If everybody gave a little bit there would not be any extreme hunger or poverty left in the world. Why can't we - collectively as humans -- find a way to do this?

asad said...

http://www.childsplaycharity.org/
is where I usually donate, I've done it for the past 3 years and I don't have to worry about where my money goes since all you are doing is buying toys for kids in hospitals. You pick the toy on amazon and they ship it all there around christmas time. You might be paying a bit of overhead to amazon but it's nothing more than you would to any other toy store.

Em said...

Hey Shirin

Can I link u to me blog...

Shirin said...

Of course you can link me Em, I’ll link you too :-)

Thanks for the link Asad. That does sound like a good place to give to.

Anonymous, very good question. And I think I might know the answer to it as well. I mean it’s just my opinion actually, it’s probably not the answer at all but here it goes anyway: It’s because as much as we all like to go on about humanity and how all humans are so nice and all that, a lot of us are actually unkind and only think about ourselves and are very greedy and will do anything to get ahead in life. The richer we get, the more money we want and no matter how successful and happy we are in life, we always want more.
I’m not saying everyone is like this but I’m pretty sure that fifty percent of the people are. Or maybe I’m just premenstrual. Who knows?
Incidentally, are you the guy in America with the taps? If yes, I hope you didn’t forget to thank the lord at this thanksgiving for the luxury of having mixer-taps that their water neither burns nor freezes your hands ;-)

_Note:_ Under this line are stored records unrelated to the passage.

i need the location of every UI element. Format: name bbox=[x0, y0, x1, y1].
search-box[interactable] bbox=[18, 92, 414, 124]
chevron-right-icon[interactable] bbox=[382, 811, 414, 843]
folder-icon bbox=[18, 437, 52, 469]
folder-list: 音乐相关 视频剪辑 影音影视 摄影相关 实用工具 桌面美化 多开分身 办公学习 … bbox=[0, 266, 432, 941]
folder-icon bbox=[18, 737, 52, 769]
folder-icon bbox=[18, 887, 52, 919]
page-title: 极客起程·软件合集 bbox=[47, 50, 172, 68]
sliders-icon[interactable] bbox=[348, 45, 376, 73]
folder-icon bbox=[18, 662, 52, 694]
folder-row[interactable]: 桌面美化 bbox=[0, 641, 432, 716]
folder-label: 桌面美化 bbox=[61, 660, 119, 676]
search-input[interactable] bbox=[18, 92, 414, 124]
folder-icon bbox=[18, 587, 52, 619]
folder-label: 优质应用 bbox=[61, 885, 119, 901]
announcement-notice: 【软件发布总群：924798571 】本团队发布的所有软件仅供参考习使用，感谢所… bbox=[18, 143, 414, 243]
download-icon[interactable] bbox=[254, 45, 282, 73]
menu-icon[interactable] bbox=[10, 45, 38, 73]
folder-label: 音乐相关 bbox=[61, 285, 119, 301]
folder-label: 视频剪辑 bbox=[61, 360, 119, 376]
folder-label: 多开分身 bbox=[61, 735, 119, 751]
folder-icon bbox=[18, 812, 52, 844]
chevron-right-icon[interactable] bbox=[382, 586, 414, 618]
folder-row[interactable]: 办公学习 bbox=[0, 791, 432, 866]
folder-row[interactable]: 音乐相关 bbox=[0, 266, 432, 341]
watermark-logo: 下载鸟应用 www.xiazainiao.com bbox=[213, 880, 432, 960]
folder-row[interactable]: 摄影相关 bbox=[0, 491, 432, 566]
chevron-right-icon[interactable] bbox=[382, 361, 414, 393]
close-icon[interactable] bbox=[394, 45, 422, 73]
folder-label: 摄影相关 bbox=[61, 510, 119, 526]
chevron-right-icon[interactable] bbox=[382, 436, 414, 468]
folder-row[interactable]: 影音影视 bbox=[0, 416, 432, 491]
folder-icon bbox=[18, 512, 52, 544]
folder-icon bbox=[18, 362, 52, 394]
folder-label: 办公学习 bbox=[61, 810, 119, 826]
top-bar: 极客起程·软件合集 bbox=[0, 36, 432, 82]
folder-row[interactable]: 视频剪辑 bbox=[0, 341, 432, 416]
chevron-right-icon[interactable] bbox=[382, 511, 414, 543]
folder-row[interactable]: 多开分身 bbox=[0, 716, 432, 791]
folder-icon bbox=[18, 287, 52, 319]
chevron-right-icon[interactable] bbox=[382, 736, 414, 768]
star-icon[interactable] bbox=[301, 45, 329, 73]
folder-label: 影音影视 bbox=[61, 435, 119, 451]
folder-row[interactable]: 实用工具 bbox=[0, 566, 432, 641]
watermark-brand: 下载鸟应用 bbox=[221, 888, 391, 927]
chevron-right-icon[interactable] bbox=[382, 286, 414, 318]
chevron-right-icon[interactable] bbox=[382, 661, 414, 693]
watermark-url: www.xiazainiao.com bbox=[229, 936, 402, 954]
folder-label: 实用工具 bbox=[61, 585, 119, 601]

7 pounds an hour Anahita?! That is so much. The charity will be lucky if these guys make their own wages then.

Ricia, true. All I’m saying is that I don’t like the fact that a lot of people use the needy as bait to take our money and then just keep it for themselves. I really don’t think the bad apple analogy shrugs off personal responsibility. I actually think kidding ourselves into thinking we are helping the needy when in reality we are just giving money to make a rich guy even richer is shrugging off personal responsibility. At least this way if we point to the bad apples and be sceptical of the rest, they might all start sorting themselves out a bit.

I agree a.k.g, random acts of kindness :-)
How clever was your fortune cookie! I’ve never had one you know. Maybe I’ll try them when I come over.